Family Income: There are wide health-related disparities between children in low-income families and those in families with higher incomes. Children in low-income families are less likely to receive comprehensive, coordinated care within a medical home. Low-income children are more likely to be overweight or obese and less likely to engage in vigorous physical activity. They are more likely to have oral health problems and less likely to receive preventive dental care.
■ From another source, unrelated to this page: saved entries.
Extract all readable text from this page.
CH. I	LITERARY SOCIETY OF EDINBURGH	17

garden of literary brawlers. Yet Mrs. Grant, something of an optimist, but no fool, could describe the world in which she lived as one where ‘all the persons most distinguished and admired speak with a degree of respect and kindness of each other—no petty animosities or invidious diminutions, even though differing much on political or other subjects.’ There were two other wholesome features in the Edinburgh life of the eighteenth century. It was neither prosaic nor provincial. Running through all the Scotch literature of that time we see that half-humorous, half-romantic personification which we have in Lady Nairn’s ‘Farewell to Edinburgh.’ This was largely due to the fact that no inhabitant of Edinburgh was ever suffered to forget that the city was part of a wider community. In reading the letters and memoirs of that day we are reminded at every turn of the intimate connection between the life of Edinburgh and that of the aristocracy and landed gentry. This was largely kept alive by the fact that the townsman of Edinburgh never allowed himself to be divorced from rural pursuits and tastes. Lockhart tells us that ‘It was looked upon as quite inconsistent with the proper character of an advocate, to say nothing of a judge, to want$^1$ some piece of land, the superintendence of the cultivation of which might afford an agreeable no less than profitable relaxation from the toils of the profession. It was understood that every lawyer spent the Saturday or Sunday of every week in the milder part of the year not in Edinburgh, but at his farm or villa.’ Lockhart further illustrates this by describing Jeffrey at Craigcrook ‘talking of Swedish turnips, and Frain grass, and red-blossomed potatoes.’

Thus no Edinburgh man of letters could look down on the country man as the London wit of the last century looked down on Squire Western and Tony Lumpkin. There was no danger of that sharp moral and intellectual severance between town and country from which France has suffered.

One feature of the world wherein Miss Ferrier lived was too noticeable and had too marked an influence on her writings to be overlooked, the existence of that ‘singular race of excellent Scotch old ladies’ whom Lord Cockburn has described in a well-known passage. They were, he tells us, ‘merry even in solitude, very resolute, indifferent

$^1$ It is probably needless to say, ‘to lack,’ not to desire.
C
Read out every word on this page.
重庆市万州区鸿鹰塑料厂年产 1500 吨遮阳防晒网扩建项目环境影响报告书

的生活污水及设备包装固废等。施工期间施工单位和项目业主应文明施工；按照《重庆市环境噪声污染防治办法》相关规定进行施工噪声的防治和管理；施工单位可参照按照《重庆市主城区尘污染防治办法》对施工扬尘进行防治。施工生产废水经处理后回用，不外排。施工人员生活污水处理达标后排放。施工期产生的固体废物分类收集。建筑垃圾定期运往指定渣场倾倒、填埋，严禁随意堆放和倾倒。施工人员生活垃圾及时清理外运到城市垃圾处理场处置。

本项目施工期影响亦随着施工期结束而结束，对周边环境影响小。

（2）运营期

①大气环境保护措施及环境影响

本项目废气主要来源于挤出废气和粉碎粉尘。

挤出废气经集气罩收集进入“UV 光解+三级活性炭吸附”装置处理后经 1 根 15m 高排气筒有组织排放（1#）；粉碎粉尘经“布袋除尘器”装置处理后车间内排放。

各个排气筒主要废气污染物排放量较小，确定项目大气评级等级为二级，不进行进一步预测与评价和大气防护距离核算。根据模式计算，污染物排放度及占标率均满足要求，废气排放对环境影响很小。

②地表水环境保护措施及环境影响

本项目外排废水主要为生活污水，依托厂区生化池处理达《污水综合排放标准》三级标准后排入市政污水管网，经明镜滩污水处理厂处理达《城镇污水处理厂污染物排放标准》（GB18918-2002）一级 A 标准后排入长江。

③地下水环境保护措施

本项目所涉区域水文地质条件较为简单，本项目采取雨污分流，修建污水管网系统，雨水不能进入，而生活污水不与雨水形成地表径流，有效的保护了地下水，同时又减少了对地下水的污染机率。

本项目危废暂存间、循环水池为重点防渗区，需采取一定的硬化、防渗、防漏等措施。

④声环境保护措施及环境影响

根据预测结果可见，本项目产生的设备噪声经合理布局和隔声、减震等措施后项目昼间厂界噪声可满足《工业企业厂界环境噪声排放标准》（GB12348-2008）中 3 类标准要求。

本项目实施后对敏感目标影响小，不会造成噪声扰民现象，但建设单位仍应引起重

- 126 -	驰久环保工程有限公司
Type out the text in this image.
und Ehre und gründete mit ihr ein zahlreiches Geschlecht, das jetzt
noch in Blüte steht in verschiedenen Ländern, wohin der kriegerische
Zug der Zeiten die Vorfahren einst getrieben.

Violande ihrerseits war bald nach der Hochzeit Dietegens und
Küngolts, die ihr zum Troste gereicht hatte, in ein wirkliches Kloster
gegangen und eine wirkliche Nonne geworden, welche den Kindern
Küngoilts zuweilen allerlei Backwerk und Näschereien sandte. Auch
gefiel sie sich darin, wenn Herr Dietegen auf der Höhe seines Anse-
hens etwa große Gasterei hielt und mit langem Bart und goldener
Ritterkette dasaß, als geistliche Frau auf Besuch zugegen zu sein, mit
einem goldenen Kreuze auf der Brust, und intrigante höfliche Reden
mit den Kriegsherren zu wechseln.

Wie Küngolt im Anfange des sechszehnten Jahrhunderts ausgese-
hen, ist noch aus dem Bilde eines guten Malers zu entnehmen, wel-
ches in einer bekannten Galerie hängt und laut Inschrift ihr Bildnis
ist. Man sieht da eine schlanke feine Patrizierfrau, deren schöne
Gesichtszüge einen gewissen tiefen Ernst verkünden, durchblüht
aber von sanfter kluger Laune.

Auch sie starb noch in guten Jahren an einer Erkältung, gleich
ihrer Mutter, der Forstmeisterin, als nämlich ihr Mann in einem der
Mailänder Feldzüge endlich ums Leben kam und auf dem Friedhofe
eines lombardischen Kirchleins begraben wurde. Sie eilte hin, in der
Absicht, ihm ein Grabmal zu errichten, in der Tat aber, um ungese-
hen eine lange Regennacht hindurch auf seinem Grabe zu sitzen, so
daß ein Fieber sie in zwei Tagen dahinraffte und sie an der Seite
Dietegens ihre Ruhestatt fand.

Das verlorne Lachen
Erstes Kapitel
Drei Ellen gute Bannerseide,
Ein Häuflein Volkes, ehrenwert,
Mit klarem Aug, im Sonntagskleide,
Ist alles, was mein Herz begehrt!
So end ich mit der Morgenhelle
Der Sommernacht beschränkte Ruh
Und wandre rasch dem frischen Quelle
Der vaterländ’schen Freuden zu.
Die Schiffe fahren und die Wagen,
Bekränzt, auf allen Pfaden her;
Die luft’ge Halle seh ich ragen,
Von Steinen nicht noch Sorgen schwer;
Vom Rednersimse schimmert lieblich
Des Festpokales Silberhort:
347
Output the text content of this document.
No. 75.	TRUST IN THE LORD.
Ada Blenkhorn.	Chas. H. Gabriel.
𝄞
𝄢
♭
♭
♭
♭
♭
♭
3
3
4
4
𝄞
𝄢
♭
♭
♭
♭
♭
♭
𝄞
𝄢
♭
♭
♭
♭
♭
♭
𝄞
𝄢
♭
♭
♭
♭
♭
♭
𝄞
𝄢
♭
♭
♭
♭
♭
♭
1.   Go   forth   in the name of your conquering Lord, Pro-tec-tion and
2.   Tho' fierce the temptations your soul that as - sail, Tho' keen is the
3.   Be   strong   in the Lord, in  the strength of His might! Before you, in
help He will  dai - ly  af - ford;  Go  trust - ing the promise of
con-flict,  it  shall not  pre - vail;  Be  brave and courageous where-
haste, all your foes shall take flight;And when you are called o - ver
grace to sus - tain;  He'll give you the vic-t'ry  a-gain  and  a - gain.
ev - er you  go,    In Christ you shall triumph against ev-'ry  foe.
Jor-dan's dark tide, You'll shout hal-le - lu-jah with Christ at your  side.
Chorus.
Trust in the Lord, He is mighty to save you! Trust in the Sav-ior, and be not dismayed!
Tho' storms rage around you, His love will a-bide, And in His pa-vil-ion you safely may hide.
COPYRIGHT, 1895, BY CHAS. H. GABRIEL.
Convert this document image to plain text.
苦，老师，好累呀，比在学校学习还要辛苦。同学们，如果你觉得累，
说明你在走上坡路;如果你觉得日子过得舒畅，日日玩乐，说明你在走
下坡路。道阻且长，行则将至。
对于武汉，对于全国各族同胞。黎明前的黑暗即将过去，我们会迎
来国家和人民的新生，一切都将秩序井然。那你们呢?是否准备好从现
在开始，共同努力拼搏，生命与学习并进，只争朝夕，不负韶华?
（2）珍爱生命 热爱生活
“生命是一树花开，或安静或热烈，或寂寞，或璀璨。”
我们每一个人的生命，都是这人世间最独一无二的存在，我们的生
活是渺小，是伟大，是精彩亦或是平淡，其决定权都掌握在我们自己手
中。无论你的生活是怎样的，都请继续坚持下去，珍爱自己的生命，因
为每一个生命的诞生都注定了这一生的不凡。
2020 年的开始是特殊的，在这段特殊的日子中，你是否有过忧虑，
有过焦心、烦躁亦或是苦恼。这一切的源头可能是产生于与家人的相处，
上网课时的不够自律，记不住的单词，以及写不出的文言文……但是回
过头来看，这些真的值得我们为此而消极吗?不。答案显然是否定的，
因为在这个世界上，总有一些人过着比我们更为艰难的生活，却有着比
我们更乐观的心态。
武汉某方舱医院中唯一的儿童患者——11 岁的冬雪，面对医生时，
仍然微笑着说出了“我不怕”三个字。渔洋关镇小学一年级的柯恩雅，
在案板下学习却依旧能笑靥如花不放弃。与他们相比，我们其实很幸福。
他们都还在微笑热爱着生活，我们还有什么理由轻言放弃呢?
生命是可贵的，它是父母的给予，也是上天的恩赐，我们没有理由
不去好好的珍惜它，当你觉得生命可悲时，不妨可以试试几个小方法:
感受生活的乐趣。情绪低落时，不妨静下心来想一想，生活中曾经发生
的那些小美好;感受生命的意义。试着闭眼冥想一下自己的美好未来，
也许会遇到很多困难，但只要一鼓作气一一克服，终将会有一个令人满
Race-ethnicity: Racial-ethnic minority children in Illinois experience multiple disparities in health status, access to care, and environmental supports. Certain disparities are more pronounced among specific groups. The data show that African-American children are most likely to have poor birth outcomes such as low birthweight and most likely to be affected by asthma. Latino children are least likely to have access to continuous and coordinated care through a medical home. Latino parents are least likely to report excellent or good health for their children and other family members.
Special Health Care Needs: More than 450,000 Illinois children have special health care needs. About 40 percent of these children do not have adequate health insurance. Children with special health care needs are much more likely than other children to have frequent school absences. Less than half of youth with special health care needs receive services necessary to make appropriate transitions to adult health care, work, and independence.
Child Abuse and Neglect: Children who have experienced abuse or neglect have significant and complex health care needs. Medical, dental, and behavioral health conditions are very prevalent among children entering foster care. Since FY 2006, substantiated cases of child abuse and neglect in Illinois have increased by 13 percent. Counties with substantially larger increases include DuPage, Kane, Macon, Vermilion, and Will.